His words about eventually marrying me and starting a family haunted my sleep, and I started having nightmares that I was the one who was pregnant, instead of Grace. Sometimes I was driving a car and it wouldn’t stop and all of a sudden I saw people tumbling over the windshield. Sometimes I was walking through a house full of my kids and there were pills all over the carpet and I was trying to scoop them up before my babies ate them. I woke up, gasping for air nearly every night and all I could do was roll over and try to get back to sleep, fighting back tears.
Throughout it all, I tried to think of some way to approach Asher, to make him understand what was going on without explicitly telling him. I was dreading the end of
the school year because it meant I might not see him for months, but there was one event I was looking forward to: my birthday. Asher had never, ever missed my birthday, even when his grandmother died and he had to fly out to Florida. He still borrowed someone’s laptop and started a video chat with me in order to wish me a happy birthday. If there was any way to get him to reach out to me, it would be on my birthday. And I was right, I did end up seeing him on that day, but not at all in the way I had hoped. In fact, it rivaled the nightmares that plagued me every night.
Chapter 11
I woke up on my birthday with a sense of hope in my chest. Jason and I had plans to go see a movie later that day, but as I headed to school, I thought of all the ways in the past that Asher had surprised me for my birthday. There was the time he bought me the exact CD I wanted, without even asking him, or the time he decorated my entire room with balloons and streamers while my mom kept me occupied at the pool, but I think one of my favorite birthdays was the year I turned eleven.

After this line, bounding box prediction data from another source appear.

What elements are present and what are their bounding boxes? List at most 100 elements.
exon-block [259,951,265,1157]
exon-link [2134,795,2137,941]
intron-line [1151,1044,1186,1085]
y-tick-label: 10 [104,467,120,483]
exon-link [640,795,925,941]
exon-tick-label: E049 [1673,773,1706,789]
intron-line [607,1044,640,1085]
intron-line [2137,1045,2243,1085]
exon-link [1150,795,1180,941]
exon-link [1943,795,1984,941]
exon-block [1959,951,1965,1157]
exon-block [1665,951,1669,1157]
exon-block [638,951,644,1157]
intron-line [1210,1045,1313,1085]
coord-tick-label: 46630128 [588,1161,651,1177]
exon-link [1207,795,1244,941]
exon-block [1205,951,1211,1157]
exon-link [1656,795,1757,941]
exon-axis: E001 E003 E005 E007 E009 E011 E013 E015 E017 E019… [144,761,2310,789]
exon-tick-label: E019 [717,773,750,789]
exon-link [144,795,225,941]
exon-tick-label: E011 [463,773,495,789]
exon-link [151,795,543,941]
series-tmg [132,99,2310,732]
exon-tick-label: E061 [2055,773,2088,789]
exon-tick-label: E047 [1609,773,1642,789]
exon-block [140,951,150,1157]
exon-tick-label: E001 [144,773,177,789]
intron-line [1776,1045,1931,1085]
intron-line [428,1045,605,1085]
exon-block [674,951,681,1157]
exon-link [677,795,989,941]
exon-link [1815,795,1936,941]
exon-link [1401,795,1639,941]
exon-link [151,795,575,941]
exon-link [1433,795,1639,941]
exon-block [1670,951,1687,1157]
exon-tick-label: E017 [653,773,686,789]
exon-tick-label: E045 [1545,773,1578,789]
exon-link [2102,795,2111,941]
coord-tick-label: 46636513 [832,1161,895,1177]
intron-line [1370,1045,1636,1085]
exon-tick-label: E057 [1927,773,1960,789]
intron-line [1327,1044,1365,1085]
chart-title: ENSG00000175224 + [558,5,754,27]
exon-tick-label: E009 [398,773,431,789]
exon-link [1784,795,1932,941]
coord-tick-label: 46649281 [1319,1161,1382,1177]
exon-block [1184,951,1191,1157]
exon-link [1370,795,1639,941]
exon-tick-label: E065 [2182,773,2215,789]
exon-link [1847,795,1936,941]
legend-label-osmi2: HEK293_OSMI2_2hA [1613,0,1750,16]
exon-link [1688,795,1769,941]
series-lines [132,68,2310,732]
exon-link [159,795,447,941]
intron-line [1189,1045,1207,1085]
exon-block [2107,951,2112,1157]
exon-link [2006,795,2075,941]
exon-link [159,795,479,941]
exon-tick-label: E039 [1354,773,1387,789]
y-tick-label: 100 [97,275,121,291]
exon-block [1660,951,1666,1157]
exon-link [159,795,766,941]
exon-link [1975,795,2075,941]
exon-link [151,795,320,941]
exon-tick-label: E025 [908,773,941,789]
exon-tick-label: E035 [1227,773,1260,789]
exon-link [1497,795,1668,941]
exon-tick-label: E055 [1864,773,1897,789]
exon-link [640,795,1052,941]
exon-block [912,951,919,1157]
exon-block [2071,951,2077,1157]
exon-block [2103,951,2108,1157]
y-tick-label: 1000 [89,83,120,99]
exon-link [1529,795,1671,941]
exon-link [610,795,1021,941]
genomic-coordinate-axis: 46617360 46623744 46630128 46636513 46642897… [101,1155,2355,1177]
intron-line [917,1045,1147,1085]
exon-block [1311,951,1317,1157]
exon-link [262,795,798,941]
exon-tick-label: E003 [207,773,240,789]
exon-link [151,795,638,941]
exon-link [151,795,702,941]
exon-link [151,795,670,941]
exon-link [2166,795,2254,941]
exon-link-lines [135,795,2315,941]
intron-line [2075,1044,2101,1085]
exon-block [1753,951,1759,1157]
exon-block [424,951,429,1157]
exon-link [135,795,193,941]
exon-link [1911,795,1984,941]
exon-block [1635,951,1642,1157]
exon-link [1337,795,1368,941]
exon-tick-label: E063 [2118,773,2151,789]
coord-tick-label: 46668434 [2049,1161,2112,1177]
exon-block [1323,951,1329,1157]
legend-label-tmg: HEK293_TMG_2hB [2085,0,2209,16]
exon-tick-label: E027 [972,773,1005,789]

That year, nobody remembered my birthday. Well, my mom made me pancakes and bacon for breakfast, but none of the girls at school had a clue. It’s not like I tried to hide it – I had been mentioning it all week, but when I arrived at school, it was just another boring day. Near the end of the day, Sammy remembered and gave me a quick hug and a, “Oh, happy birthday!” as she ran off home, but that was it.
I was convinced that nothing could cheer me up and it was the lousiest birthday ever as my mom drove me home. It didn’t help that I had a backpack full of homework. I noticed my mom glance at me in the rearview mirror a few times, but she remained silent. As we pulled into the driveway, there was a sudden thump as the car bumped up over something.